Anthony Grey
Page 5
In his eagerness to savor every detail of his arrival, Jakob had been on deck at dawn to watch the Japanese freighter leave the East China Sea and enter the mouth of the mighty Yangtze River. The typhoon had blown itself out with surprising suddenness in the night and most of the exhausted passengers were then still sleeping. Although tired, Jakob had been unable to sleep and he had watched, fascinated, as the rocky islets and mountains of Chekiang’s crenellated coastline gradually gave way to a low, blurred, featureless shore which bordered the estuary of Asia’s greatest river.
Watching the waters grow dark and turbid, Jakob had felt a sense of awe steal over him — this giant stream, he knew from his missionary college lessons, was China’s jugular. After rising among the snowy crests of the Asian continent in Tibet, it rushed down through steep mountain gorges, pumping life-giving water endlessly eastward along a winding, three-thousand-mile course through China’s heart- lands. In its benign moods it irrigated a vast bowl of rice plains and helped nourish half the nation; in its destructive phases it burst its banks to flood and devastate, claiming victims equally by the million. The Yellow River, to the north, and the Yangtze, he knew, were known as “China’s twin sorrows” because of the regularity with which they inundated the land and its people, and as Jakob gazed into the wide river’s muddy brown waves he sensed something of its enormous power.
The treeless banks of the estuary on which he could pick out gray- roofed villages and an occasional mud fort seemed drained of color in comparison. It was as though the river, while refreshing the earth, at the same time sucked something vital from it. The pale colors of the estuary’s shores seemed to have been muted with dust and bleached by the sun, giving the land a fiercely austere appearance that was so different from the emerald green hills and woods of northern England. But although few figures moved through it at that hour, the bleak grandeur of the landscape immediately captivated him and this feeling grew steadily stronger the longer he stood by the rail.
When some sixty miles from the estuary mouth the bows of the Tomeko Maru swung to port to head into the Whangpoo River, Jakob understood fully for the first time why the two Chinese ideograms that made up the name “Shanghai” meant “above the sea.” The winding tributary river that meandered away southward through the low-lying mud flats provided a natural refuge from the harsh sweep of the Yangtze’s great union with the ocean.

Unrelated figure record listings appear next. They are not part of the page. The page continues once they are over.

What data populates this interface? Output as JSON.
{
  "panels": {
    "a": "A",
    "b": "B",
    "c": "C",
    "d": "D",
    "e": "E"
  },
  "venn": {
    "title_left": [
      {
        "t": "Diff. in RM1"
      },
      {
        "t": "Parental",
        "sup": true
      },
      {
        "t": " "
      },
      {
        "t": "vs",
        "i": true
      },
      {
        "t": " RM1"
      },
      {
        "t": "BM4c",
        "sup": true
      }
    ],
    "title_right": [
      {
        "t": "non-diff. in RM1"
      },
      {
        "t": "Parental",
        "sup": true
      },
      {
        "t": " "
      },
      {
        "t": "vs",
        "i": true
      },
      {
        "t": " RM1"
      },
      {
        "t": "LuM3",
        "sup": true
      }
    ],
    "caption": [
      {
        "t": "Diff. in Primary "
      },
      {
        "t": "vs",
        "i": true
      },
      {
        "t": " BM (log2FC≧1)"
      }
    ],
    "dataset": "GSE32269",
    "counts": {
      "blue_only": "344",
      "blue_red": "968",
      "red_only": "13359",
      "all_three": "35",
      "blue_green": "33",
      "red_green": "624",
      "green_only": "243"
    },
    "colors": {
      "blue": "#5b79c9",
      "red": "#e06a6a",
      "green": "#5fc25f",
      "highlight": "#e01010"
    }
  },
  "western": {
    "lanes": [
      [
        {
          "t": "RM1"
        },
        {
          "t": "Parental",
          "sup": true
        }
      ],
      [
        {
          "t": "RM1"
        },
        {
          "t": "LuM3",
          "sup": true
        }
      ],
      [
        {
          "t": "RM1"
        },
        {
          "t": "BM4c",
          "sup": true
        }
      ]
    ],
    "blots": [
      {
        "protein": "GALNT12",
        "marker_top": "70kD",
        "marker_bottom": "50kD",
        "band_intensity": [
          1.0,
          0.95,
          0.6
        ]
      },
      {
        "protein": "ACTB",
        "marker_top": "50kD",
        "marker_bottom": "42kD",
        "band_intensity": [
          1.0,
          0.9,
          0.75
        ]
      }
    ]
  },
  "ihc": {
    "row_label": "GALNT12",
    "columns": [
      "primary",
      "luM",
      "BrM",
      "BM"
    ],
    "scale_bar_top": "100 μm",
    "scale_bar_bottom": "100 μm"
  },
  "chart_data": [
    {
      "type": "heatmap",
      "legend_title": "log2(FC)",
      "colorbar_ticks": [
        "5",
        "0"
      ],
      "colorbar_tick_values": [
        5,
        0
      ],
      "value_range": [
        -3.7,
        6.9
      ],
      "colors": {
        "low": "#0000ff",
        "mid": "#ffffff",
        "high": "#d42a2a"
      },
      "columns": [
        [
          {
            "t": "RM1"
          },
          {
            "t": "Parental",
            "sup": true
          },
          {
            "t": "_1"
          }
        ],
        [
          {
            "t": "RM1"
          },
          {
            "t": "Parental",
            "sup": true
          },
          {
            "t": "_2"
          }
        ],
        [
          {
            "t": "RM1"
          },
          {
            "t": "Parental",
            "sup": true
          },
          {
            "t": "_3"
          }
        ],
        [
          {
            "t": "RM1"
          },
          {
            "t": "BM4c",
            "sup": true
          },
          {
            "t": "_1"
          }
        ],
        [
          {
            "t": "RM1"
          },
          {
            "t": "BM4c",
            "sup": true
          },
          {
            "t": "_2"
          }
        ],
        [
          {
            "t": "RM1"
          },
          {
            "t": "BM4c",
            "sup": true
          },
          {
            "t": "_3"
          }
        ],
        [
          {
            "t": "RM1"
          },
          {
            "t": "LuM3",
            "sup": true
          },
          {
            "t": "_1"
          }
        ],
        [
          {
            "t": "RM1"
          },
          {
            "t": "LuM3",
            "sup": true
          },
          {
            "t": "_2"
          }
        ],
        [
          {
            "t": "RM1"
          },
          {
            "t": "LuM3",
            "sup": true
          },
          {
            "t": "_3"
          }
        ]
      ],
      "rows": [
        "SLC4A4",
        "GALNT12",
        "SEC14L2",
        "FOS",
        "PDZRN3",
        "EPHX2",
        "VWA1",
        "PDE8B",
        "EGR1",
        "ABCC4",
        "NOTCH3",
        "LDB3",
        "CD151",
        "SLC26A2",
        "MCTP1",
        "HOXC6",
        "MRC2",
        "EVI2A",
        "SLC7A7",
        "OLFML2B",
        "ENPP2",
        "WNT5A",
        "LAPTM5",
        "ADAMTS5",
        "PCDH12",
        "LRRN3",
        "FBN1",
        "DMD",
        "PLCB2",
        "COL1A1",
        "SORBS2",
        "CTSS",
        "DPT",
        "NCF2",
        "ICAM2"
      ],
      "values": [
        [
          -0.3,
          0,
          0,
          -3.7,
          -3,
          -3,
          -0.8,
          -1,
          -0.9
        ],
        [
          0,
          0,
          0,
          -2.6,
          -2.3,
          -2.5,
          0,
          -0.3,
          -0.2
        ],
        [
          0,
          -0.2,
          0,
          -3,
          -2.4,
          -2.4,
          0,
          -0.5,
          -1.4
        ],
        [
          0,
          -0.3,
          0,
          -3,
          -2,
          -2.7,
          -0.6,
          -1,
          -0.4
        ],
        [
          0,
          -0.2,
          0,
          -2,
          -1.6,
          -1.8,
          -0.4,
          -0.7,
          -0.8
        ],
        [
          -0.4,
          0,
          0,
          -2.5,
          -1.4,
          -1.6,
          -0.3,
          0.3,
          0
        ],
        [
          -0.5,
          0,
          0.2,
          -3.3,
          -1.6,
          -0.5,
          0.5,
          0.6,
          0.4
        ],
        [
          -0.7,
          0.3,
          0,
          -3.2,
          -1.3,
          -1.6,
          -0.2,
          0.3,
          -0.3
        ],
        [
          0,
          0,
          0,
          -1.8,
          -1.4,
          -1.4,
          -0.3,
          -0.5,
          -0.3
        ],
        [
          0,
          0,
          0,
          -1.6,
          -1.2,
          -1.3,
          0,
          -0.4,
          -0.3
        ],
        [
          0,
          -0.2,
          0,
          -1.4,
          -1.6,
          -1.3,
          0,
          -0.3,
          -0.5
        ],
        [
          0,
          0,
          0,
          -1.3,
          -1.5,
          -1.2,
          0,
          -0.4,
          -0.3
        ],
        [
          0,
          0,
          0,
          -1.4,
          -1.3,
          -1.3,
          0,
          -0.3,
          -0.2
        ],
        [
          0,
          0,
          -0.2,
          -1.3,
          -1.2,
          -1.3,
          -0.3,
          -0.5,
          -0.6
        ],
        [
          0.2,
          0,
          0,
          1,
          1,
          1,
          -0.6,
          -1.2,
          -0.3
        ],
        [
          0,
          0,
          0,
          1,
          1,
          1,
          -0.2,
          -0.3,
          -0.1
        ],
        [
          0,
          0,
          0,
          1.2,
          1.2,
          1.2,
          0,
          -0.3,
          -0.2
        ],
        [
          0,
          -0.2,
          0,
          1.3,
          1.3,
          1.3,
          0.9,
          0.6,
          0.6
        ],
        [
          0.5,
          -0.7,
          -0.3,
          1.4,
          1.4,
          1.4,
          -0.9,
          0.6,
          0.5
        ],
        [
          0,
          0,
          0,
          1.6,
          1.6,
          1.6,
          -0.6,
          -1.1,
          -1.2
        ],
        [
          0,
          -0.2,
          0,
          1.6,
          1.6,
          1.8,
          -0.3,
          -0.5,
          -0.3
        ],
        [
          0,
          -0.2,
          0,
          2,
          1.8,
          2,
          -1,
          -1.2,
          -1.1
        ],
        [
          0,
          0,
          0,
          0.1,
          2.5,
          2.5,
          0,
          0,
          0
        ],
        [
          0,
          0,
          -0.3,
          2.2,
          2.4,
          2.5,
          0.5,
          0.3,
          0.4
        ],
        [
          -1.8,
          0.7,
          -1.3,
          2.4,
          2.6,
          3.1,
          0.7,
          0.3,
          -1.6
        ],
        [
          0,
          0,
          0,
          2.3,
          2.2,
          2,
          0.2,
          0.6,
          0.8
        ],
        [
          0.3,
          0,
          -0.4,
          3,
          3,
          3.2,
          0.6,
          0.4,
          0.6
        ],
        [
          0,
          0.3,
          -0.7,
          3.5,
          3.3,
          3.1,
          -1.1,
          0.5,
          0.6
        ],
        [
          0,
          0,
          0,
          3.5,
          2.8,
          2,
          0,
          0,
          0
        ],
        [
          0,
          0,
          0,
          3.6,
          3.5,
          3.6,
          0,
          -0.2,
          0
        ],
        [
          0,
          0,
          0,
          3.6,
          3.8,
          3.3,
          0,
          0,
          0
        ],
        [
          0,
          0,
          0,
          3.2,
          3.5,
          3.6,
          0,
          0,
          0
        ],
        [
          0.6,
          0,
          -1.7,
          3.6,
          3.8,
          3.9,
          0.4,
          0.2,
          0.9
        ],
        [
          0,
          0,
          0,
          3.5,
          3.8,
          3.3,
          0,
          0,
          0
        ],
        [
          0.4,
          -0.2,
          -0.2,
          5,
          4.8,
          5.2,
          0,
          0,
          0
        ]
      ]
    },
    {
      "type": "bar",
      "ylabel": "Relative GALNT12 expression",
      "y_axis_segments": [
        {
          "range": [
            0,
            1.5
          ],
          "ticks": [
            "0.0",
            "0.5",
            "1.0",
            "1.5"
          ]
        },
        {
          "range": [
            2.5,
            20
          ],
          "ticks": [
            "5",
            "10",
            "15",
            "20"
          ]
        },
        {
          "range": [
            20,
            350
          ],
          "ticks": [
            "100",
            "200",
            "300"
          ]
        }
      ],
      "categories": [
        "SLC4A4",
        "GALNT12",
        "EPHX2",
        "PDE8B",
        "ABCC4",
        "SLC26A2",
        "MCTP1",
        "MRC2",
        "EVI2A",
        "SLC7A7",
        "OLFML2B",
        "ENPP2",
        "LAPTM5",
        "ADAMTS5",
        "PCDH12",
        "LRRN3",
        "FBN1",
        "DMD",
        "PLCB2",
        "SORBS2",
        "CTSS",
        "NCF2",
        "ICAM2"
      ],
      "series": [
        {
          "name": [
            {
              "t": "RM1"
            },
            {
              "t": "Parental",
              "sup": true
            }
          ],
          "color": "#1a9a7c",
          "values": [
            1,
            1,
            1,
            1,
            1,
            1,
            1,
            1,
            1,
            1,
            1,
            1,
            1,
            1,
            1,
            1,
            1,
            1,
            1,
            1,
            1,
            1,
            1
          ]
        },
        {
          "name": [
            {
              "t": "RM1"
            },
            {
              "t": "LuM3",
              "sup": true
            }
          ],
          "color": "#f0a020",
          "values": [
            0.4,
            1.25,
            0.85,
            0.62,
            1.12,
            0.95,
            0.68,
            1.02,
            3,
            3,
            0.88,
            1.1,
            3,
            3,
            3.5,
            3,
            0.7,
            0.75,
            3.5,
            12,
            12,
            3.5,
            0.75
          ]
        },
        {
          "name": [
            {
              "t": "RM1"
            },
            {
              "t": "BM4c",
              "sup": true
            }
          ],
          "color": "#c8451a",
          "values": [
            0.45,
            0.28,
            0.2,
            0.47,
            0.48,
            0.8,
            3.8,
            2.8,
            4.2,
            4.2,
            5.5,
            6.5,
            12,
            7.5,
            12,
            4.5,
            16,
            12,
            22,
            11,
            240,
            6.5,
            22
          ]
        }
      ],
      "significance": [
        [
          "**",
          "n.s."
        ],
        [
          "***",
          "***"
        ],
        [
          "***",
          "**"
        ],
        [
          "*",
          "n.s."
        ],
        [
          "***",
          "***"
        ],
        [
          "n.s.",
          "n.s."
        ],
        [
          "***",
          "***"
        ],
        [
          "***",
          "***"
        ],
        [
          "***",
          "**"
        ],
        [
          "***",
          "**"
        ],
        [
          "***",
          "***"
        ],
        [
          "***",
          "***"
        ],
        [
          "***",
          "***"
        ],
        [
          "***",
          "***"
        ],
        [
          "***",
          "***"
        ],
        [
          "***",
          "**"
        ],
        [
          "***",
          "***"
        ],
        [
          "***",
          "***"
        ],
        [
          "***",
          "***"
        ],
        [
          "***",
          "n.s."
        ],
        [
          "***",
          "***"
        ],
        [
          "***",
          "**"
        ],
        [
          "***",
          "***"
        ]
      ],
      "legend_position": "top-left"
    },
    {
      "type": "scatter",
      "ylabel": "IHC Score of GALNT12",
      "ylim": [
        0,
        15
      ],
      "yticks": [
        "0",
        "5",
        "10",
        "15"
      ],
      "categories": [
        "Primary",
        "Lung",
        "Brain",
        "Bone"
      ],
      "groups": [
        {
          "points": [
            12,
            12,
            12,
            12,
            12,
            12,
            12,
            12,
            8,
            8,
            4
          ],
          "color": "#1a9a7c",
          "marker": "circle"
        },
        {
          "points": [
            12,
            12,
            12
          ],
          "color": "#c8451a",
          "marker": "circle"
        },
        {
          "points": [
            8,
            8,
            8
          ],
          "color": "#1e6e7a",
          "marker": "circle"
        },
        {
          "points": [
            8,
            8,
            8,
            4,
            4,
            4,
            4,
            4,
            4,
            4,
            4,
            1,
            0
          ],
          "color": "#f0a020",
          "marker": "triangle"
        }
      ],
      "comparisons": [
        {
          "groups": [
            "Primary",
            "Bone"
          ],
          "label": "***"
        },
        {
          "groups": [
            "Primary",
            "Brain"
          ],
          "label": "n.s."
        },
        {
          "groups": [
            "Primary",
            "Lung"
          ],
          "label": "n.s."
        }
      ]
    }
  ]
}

He could see also why the thousand-year-old walled settlement ten miles farther upstream had proved such an ideal site for the greatest of China’s foreign-ruled treaty ports. Silk, rice, cotton, jade, gold, hides — all the exotic produce of China’s inland provinces — had poured naturally down the Yangtze into Shanghai in the wake of the Opium War nearly a century before. Opium and other cargoes shipped across the world’s oceans to China had obviously filled the same Shanghai warehouses just as conveniently on their journey inland to the world’s most densely populated marketplace.
While thinking these thoughts and gazing at the tidal creeks veining the Whangpoo’s banks, Jakob became aware suddenly that his preoccupation with these first inland vistas of China had led him to neglect his normal daily devotions. Each morning during the voyage he had set aside half an hour for prayer and Bible study; but his insatiable curiosity had on this special morning caused him to neglect his routine. He at once hurried below and began to pray for strength and guidance in all his tasks in China, and the intensity of these prayers confined him to his cabin right up to the moment when the Tomeko Maru at last dropped anchor opposite the congested Shanghai waterfront.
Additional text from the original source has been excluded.